Сергей Чупринин - Признательные показания. Тринадцать портретов, девять пейзажей и два автопортрета
Обзор книги Сергей Чупринин - Признательные показания. Тринадцать портретов, девять пейзажей и два автопортрета
Сергей Иванович Чупринин
Признательные показания. Тринадцать портретов, девять пейзажей и два автопортрета
От автора
Эта книга вызывающе антифилологична.
Ведь для филолога что главное?
Слова на бумаге. Произведение. Текст.
И еще раз: текст.
Все остальное — жизнь писателя, его миропонимание и свойства личности, обстоятельства времени и места — филологу интересно лишь в той степени, в какой они проявились в тексте и что-то в нем объясняют.
А мне интересны прежде всего сами писатели. И литература предстает для меня не миром произведений, но миром писателей. Их расхождений и сближений, их увлечений и причуд, их предрассудков и фобий. Их характеров.

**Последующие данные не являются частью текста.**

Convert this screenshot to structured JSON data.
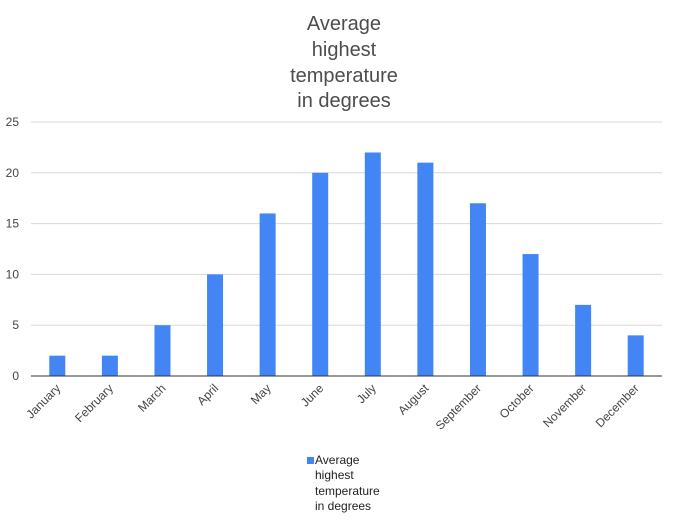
{
  "chart_data": {
    "type": "bar",
    "title_lines": [
      "Average",
      "highest",
      "temperature",
      "in degrees"
    ],
    "categories": [
      "January",
      "February",
      "March",
      "April",
      "May",
      "June",
      "July",
      "August",
      "September",
      "October",
      "November",
      "December"
    ],
    "series": [
      {
        "name_lines": [
          "Average",
          "highest",
          "temperature",
          "in degrees"
        ],
        "color": "#4285f4",
        "values": [
          2,
          2,
          5,
          10,
          16,
          20,
          22,
          21,
          17,
          12,
          7,
          4
        ]
      }
    ],
    "ylim": [
      0,
      25
    ],
    "yticks": [
      0,
      5,
      10,
      15,
      20,
      25
    ],
    "grid": true,
    "legend_position": "bottom"
  }
}
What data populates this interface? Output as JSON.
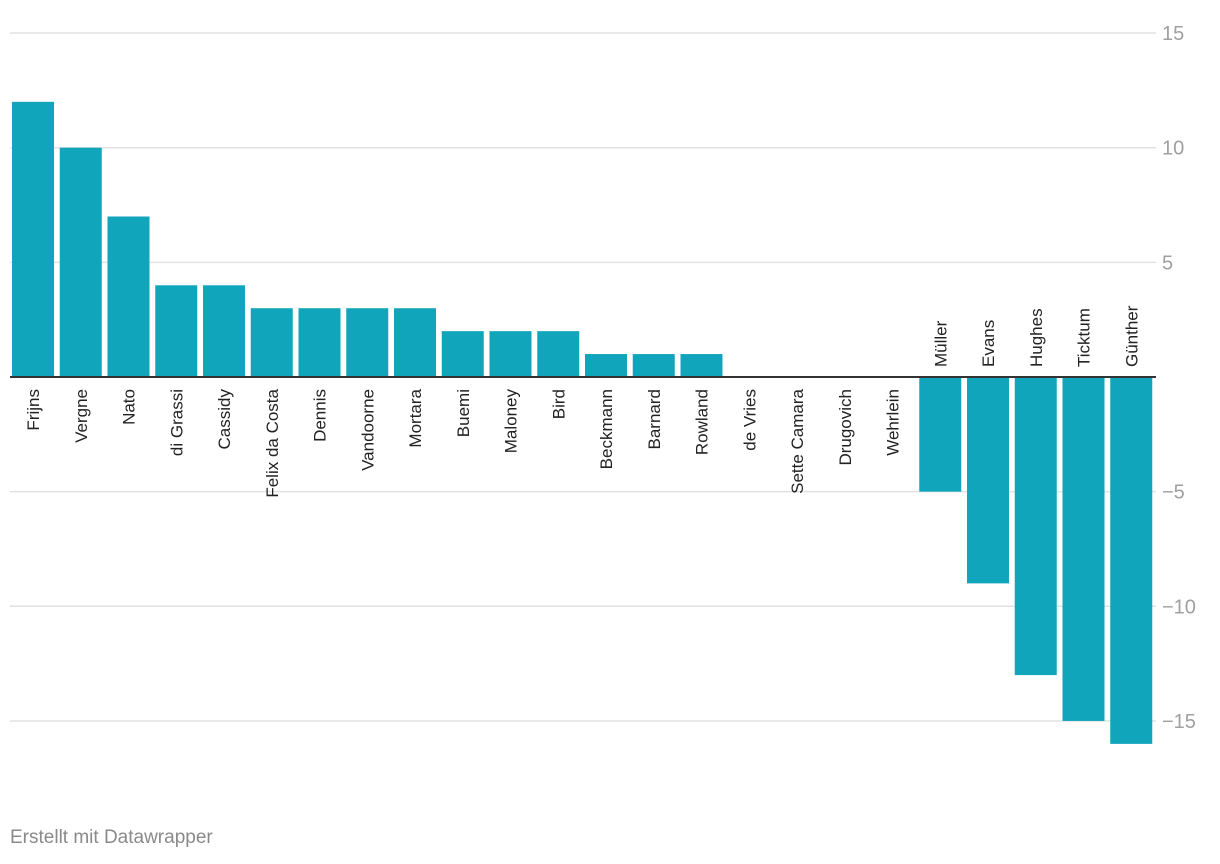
{
  "chart_data": {
    "type": "bar",
    "title": "",
    "xlabel": "",
    "ylabel": "",
    "categories": [
      "Frijns",
      "Vergne",
      "Nato",
      "di Grassi",
      "Cassidy",
      "Felix da Costa",
      "Dennis",
      "Vandoorne",
      "Mortara",
      "Buemi",
      "Maloney",
      "Bird",
      "Beckmann",
      "Barnard",
      "Rowland",
      "de Vries",
      "Sette Camara",
      "Drugovich",
      "Wehrlein",
      "Müller",
      "Evans",
      "Hughes",
      "Ticktum",
      "Günther"
    ],
    "values": [
      12,
      10,
      7,
      4,
      4,
      3,
      3,
      3,
      3,
      2,
      2,
      2,
      1,
      1,
      1,
      0,
      0,
      0,
      0,
      -5,
      -9,
      -13,
      -15,
      -16
    ],
    "ylim": [
      -16,
      15
    ],
    "yticks": [
      15,
      10,
      5,
      -5,
      -10,
      -15
    ],
    "ytick_labels": [
      "15",
      "10",
      "5",
      "−5",
      "−10",
      "−15"
    ],
    "grid": true,
    "axis_position": "right",
    "bar_color": "#11a5bb"
  },
  "footer": {
    "credit": "Erstellt mit Datawrapper"
  }
}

На вопрос, что же самое важное за шестьдесят с лишним лет узнал я о жизни, я обычно отвечаю: то, что люди — очень разные.
И писатели тоже.
Литературное произведение при таком взгляде открывается не как самоценный перл творения, но как всего лишь одно из проявлений суверенной и неповторимой личности автора, как производное от вот именно что обстоятельств времени и места.
Это для филолога неправильно. И, может быть, даже непрофессионально.
Но почему бы мне не быть неправильным?
«Как овечка черной шерсти, я не зря живу свой век — оттеняю совершенство безукоризненных коллег».
На этом месте по этикету компьютерного века должен появится смайлик. Вот он::))
А дальше можно опять почти всерьез. «Признательные показания» — никакая не монография с «длинной мыслью», а сборник статей, писавшихся в разные годы и по разным поводам. Пестрых — словно мир писателей, мир литературы.
Тем, надеюсь, и интересных.
Как проявление суверенной и неповторимой:) личности их автора, как производное от обстоятельств времени и места, в какие нам выпало жить.
Словом, признательные показания, как и было сказано.
Портреты
Разночинец: Николай Успенский
Когда в ночь на 21 октября 1889 года Николай Васильевич Успенский перерезал себе горло тупым перочинным ножом подле одного из домов Смоленского рынка, где ютился нищенствующий московский люд, солидные литературные журналы никак не откликнулись на кончину писателя, а издания помельче проводили его в последний путь то ли сокрушенным вздохом, то ли риторическим вопросом:
«Многие ли из современной публики, не говорим уже, читали, но хотя бы слышали об этом писателе?» («Новости», 1889, № 295).
На риторические вопросы отвечать не принято. Но задуматься о страдальческой участи «одного из первых и крупнейших народных писателей» России, как назвал Успенского И. А. Бунин, наверное, стоит даже сейчас — спустя сто с лишним лет со дня его смерти.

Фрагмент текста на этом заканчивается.